Auf eine medikamentöse Prämedikation sollte möglichst verzichtet werden. Ist sie bei unkooperativen Patienten unerlässlich, muss Anästhesiebereitschaft sowie Equipment zur Sicherung des Atemwegs unmittelbar vorgehalten werden.
Eine Regionalanästhesie ist von Vorteil. Sowohl Spinalanästhesien als auch Kaudalanästhesie sind erfolgreich durchgeführt worden. Hingegen ist auch das Versagen einer Epiduralanästhesie bei gesicherter Katheterlage beschrieben (als Ursache wird eine Anlagerung von Mukopolysacchariden an den Nervenwurzelscheiden angenommen).
Bei Allgemeinanästhesien muss bis zur Sicherung des Atemwegs die Spontanatmung erhalten werden. Die Maskenbeatmung ist häufig erschwert, ein oropharyngealer Tubus kann hilfreich sein. Die Beatmung über eine Larynxmaske gelingt meist. Zur Beherrschung von Intubationsproblemen muss geeignetes Instrumentarium und erfahrenes Personal vorhanden sein. Wegen erhöhter Vulnerabilität der Schleimhäute und enger Nasenpassage sollte möglichst keine nasale Intubation vorgenommen werden. Die endotracheale Intubation muss sehr schonend erfolgen. Die Reklination zur Intubation ist wegen atlantookzipitaler Subluxationsgefahr kontraindiziert. Goldstandard ist die fiberoptische Intubation (ggf. über eine Larynxmaske) unter erhaltener Spontanatmung und mit einem funktionierenden periphervenösen Zugang. Sehr häufig kann auch mittels eines Videolaryngoskops intubiert werden. In ca. 3 % der Fälle ist jedoch auch mit einer nicht möglichen endotrachealen Intubation zu rechnen. Eine Krikothyreoideotomie (Koniotomie) kann wegen einer Verdickung der krikothyreoidalen Membran erheblich erschwert, wenn nicht sogar unmöglich sein, daher muss im Zweifelsfall eine Notfalltracheotomie vorbereitet werden. Eine vorausgegangene Knochenmarkstransplantation reduziert die Wahrscheinlichkeit einer erschwerten Atemwegssicherung in relevantem Ausmaß.
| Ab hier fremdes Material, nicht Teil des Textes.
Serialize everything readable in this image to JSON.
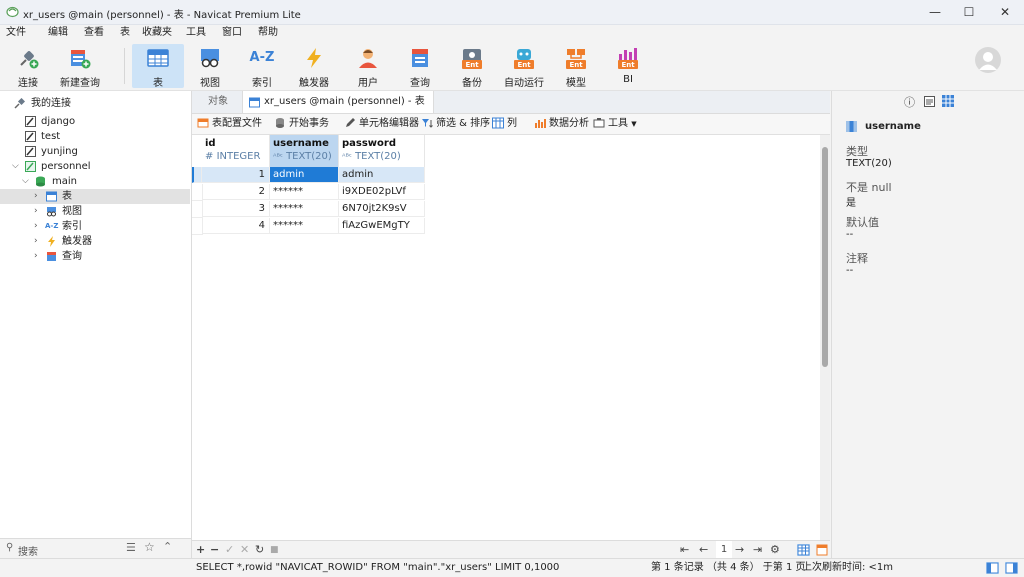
{
  "window": {
    "title": "xr_users @main (personnel) - 表 - Navicat Premium Lite",
    "minimize": "—",
    "maximize": "☐",
    "close": "✕"
  },
  "menu": [
    "文件",
    "编辑",
    "查看",
    "表",
    "收藏夹",
    "工具",
    "窗口",
    "帮助"
  ],
  "toolbar": {
    "connect": "连接",
    "new_query": "新建查询",
    "table": "表",
    "view": "视图",
    "index": "索引",
    "trigger": "触发器",
    "user": "用户",
    "query": "查询",
    "backup": "备份",
    "automation": "自动运行",
    "model": "模型",
    "bi": "BI",
    "index_icon_text": "A-Z",
    "ent": "Ent"
  },
  "sidebar": {
    "header": "我的连接",
    "connections": [
      "django",
      "test",
      "yunjing",
      "personnel"
    ],
    "schema": "main",
    "objects": [
      "表",
      "视图",
      "索引",
      "触发器",
      "查询"
    ],
    "index_glyph": "A-Z",
    "search_placeholder": "搜索"
  },
  "tabs": {
    "objects": "对象",
    "active": "xr_users @main (personnel) - 表"
  },
  "grid_toolbar": {
    "table_config": "表配置文件",
    "begin_tx": "开始事务",
    "cell_editor": "单元格编辑器",
    "filter_sort": "筛选 & 排序",
    "columns": "列",
    "data_analysis": "数据分析",
    "tools": "工具"
  },
  "grid": {
    "columns": [
      {
        "name": "id",
        "type": "INTEGER",
        "type_icon": "#"
      },
      {
        "name": "username",
        "type": "TEXT(20)",
        "type_icon": "ᴬᴮᶜ"
      },
      {
        "name": "password",
        "type": "TEXT(20)",
        "type_icon": "ᴬᴮᶜ"
      }
    ],
    "rows": [
      [
        "1",
        "admin",
        "admin"
      ],
      [
        "2",
        "******",
        "i9XDE02pLVf"
      ],
      [
        "3",
        "******",
        "6N70jt2K9sV"
      ],
      [
        "4",
        "******",
        "fiAzGwEMgTY"
      ]
    ]
  },
  "grid_bottom": {
    "add": "+",
    "remove": "−",
    "apply": "✓",
    "discard": "✕",
    "refresh": "↻",
    "stop": "■",
    "first": "⇤",
    "prev": "←",
    "page": "1",
    "next": "→",
    "last": "⇥",
    "settings": "⚙"
  },
  "right_panel": {
    "field": "username",
    "type_label": "类型",
    "type_value": "TEXT(20)",
    "notnull_label": "不是 null",
    "notnull_value": "是",
    "default_label": "默认值",
    "default_value": "--",
    "comment_label": "注释",
    "comment_value": "--"
  },
  "status": {
    "sql": "SELECT *,rowid \"NAVICAT_ROWID\" FROM \"main\".\"xr_users\" LIMIT 0,1000",
    "records": "第 1 条记录 （共 4 条） 于第 1 页",
    "refresh": "上次刷新时间: <1m"
  },
  "colors": {
    "accent": "#1f7bd6",
    "selection": "#cde3f7",
    "header_selected": "#bcd6f0"
  }
}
Besonderes Augenmerk ist auf die kardiovaskulären und respiratorischen Implikationen der Erkrankung zu richten. Aufgrund der erhöhten Infektanfälligkeit ist v. a. bei Manipulationen an den Atemwegen möglichst steril vorzugehen. Die Extubation nach Beendigung der Anästhesie muss ebenfalls sorgfältig geplant werden und darf erst beim zuverlässig wachen Patienten und nach vollständigem Abklingen der Relaxierung durchgeführt werden.
In der Extubationsphase muss an die Möglichkeit eines Postobstruktionsödems gedacht werden.
Cave
Keine Verabreichung von Prämedikation ohne unmittelbare Anästhesiebereitschaft. Schwieriges Atemwegsmanagement, auch Koniotomie oft erschwert. Multiorgandysfunktion.